Allahu Akbar': Man With Knife Shot Dead at Paris Police Station on Anniversary of Charlie Hebdo Attack

"France has been on high alert ever since Paris was struck again on Nov. 13.."

PARIS (TheBlaze/AP) — Officers shot and killed a knife-wielding man wearing a fake explosive vest at a police station in northern Paris on Thursday, French officials said, a year to the day after an attack on the French satirical newspaper Charlie Hebdo launched a bloody year in the French capital.

Luc Poignant, a police union official, said the man cried out "Allahu akbar," Arabic for "God is great."

The man was wearing what looked like an explosive vest, but it was fake, according to two French police officials who spoke on condition of anonymity to discuss the ongoing investigation.

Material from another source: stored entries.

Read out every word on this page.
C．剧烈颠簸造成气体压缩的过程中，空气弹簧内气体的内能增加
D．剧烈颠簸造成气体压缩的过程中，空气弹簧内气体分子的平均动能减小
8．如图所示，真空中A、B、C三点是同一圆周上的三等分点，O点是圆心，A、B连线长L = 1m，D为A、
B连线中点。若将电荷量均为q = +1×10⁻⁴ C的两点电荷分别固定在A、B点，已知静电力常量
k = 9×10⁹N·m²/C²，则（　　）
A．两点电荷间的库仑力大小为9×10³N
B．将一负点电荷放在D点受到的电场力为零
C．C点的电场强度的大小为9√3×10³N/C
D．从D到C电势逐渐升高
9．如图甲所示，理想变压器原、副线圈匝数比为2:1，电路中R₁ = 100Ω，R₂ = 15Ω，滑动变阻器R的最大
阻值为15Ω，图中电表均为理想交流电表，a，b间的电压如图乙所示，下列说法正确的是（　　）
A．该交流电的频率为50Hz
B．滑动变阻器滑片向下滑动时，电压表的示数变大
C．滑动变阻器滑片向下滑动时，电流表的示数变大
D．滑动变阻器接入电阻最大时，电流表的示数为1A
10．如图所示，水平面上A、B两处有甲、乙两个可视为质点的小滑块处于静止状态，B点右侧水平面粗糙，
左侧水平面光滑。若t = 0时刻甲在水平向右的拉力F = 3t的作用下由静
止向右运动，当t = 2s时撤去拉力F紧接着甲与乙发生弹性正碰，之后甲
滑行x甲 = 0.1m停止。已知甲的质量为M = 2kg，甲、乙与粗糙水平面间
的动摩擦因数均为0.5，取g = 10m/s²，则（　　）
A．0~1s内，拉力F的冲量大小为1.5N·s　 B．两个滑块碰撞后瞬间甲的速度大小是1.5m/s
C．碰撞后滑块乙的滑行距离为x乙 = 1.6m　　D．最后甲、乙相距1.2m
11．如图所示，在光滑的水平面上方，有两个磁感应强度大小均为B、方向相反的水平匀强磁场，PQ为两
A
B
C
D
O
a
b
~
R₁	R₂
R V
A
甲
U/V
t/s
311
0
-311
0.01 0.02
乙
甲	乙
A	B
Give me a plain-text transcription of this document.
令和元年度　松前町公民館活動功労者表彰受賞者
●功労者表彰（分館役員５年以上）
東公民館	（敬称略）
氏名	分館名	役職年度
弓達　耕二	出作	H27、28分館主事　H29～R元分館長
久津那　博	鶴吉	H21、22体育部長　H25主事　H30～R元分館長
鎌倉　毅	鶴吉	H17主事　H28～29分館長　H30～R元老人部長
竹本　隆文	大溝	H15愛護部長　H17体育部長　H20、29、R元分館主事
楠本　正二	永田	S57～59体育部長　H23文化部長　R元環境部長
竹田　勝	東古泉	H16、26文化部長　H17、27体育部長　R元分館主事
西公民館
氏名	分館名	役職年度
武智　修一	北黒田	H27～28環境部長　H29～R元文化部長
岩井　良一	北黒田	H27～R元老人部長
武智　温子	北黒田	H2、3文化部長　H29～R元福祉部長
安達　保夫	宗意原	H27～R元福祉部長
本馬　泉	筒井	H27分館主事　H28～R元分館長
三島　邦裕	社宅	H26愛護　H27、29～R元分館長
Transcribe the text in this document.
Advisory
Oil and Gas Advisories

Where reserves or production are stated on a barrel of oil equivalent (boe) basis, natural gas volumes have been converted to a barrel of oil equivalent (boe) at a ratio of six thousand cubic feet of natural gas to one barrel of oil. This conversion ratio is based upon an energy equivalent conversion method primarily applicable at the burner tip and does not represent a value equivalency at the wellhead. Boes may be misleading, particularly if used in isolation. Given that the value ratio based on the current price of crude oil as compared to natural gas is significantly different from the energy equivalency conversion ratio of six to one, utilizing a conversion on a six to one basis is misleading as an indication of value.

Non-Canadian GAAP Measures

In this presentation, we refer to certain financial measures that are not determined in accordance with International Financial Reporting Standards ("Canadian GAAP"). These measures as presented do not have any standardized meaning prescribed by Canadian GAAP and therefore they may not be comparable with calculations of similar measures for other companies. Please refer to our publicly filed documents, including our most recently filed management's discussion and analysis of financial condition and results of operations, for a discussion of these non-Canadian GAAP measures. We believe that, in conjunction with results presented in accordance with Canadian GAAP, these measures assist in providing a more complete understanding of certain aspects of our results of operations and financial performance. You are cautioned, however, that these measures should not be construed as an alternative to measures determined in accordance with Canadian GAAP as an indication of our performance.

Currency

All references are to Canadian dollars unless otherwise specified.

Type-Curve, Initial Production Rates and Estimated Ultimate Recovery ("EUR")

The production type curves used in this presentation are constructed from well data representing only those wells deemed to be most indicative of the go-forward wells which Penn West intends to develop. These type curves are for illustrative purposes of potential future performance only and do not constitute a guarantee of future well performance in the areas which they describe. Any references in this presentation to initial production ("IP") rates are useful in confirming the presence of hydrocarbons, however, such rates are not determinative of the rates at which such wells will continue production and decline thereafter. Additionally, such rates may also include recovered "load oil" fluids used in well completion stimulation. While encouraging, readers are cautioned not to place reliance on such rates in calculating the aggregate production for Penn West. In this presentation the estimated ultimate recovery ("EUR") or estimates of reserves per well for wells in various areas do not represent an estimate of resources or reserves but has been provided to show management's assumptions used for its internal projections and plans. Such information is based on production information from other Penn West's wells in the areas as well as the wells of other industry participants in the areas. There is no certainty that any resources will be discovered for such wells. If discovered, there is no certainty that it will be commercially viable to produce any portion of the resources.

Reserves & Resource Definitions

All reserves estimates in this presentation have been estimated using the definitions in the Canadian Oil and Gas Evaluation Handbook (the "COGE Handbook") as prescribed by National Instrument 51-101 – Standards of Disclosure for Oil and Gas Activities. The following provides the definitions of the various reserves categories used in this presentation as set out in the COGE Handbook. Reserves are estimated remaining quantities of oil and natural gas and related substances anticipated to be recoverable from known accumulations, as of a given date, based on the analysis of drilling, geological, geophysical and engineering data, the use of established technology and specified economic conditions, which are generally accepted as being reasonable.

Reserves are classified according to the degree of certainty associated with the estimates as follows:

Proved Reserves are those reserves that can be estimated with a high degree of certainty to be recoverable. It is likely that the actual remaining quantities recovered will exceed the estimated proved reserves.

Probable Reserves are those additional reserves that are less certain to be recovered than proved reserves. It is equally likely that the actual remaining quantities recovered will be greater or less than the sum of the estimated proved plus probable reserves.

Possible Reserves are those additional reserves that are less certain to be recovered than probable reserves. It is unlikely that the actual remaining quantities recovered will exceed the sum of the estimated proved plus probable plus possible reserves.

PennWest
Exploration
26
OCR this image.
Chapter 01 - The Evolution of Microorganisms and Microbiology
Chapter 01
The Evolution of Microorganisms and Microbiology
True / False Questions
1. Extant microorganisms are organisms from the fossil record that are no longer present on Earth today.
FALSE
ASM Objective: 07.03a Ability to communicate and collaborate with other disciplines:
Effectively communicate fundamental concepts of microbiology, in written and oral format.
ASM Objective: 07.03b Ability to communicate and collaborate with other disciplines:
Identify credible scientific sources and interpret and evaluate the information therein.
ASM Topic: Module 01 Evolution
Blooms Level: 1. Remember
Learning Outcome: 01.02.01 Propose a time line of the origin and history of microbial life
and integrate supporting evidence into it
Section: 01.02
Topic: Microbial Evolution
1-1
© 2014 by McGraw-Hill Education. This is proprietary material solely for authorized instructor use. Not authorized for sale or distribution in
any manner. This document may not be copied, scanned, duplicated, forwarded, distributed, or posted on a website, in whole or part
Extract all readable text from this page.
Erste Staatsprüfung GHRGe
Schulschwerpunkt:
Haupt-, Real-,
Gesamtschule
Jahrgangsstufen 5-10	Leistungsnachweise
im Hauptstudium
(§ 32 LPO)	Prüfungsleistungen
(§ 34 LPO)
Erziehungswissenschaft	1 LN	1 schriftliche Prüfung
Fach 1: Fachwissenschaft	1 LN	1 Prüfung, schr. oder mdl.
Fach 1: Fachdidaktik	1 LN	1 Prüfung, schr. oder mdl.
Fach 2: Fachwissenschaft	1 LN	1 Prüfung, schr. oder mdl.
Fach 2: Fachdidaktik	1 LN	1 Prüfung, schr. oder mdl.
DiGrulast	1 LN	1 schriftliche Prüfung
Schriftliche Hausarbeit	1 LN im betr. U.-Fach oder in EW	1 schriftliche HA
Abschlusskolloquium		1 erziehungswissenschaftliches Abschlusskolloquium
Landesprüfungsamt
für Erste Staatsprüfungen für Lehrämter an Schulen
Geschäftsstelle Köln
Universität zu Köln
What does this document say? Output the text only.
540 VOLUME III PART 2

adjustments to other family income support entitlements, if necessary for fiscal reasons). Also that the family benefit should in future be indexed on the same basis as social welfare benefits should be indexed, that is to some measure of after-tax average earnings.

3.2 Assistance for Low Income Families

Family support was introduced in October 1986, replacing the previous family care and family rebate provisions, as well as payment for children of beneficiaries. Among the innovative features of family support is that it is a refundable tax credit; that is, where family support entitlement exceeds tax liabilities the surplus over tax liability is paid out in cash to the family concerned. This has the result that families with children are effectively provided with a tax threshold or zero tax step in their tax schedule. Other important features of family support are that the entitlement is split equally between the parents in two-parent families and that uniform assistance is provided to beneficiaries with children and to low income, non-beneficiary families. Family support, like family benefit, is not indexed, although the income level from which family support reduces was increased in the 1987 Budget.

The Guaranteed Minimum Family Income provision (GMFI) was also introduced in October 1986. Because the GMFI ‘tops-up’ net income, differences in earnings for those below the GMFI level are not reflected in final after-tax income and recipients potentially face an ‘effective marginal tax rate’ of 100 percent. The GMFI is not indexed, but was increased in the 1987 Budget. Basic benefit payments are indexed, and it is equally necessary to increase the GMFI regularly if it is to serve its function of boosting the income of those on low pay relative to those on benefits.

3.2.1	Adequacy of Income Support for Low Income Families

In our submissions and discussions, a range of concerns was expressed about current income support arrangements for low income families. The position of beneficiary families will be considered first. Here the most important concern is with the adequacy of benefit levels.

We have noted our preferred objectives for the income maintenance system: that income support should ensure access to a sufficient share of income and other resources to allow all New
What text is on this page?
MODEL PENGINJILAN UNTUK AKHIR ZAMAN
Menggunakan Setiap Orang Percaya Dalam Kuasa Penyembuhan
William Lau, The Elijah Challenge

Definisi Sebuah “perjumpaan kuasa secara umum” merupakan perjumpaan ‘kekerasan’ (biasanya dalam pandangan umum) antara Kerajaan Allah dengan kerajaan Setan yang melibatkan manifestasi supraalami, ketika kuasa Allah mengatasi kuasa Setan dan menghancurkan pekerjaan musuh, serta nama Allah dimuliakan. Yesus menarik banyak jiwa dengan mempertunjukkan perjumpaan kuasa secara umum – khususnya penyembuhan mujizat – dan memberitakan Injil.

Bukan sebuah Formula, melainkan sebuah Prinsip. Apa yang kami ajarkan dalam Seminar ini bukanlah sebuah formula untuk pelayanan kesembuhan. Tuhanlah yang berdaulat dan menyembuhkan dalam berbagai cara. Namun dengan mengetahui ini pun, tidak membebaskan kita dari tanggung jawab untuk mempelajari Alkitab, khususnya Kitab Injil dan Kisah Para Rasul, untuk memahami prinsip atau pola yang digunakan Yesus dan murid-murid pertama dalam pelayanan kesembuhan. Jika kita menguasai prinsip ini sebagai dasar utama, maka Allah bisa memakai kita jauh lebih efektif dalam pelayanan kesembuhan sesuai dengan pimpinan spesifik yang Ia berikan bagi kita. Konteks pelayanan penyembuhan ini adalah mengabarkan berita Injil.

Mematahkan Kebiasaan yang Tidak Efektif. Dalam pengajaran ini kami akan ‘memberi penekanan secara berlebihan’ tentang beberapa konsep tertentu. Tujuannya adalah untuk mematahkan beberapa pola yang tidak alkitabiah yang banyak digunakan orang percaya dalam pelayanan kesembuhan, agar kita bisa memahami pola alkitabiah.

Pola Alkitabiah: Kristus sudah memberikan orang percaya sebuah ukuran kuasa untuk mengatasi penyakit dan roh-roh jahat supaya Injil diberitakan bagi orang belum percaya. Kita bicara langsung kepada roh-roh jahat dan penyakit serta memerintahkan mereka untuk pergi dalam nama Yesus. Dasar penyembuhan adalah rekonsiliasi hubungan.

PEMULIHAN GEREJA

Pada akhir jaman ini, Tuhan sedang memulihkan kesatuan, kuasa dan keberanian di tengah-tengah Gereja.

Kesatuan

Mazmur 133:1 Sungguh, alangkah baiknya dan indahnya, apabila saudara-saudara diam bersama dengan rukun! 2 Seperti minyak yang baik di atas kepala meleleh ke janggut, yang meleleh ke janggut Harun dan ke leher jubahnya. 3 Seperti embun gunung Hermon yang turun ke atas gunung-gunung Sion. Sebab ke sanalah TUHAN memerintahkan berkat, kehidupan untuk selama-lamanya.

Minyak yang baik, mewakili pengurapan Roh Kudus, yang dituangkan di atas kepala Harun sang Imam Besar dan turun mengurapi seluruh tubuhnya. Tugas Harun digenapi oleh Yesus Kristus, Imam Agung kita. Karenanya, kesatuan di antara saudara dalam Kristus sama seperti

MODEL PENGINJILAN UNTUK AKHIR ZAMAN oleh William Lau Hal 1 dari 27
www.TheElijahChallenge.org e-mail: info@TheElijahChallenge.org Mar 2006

They said the man has not yet been identified.

French police patrol near the Rue de la Goutte d'Or in the north of Paris, Jan. 7, 2016. (Getty Images/LIONEL BONAVENTURE/AFP)

Just a few minutes earlier, elsewhere in the city, French President Francois Hollande had finished paying homage to police officers killed in the line of duty, including three shot to death in attacks last January.

A Paris police official said police were investigating the incident at the Paris police station Thursday as "more likely terrorism" than a standard criminal act. The official spoke on condition of anonymity because he was not authorized to be publicly named according to police policy. The neighborhood in the Goutte d'Or district of northern Paris was locked down.

Hollande had said earlier that what he called a "terrorist threat" would continue to weigh on France.

In a speech to police forces charged with protecting the country against new attacks, Hollande said the government was passing new laws and ramping up security, but the threat remained high.

Hollande especially called for better surveillance of "radicalized" citizens who have joined Islamic State or other militant groups in Syria and Iraq when they return to France.

"We must be able to force these people —and only these people— to fulfill certain obligations and if necessary to put them under house arrest ... because they are dangerous," he said.

Hollande said officers die in the line of duty "so that we can live free."

France has been on high alert ever since Paris was struck again on Nov. 13 by fighters for the Islamic State. On that fateful night, the militants killed 130 people, after attacking a concert hall, restaurants and bars.

In response to Thursday's attack, police have asked residents in the surrounding areas to close all windows, stay inside and away from balconies.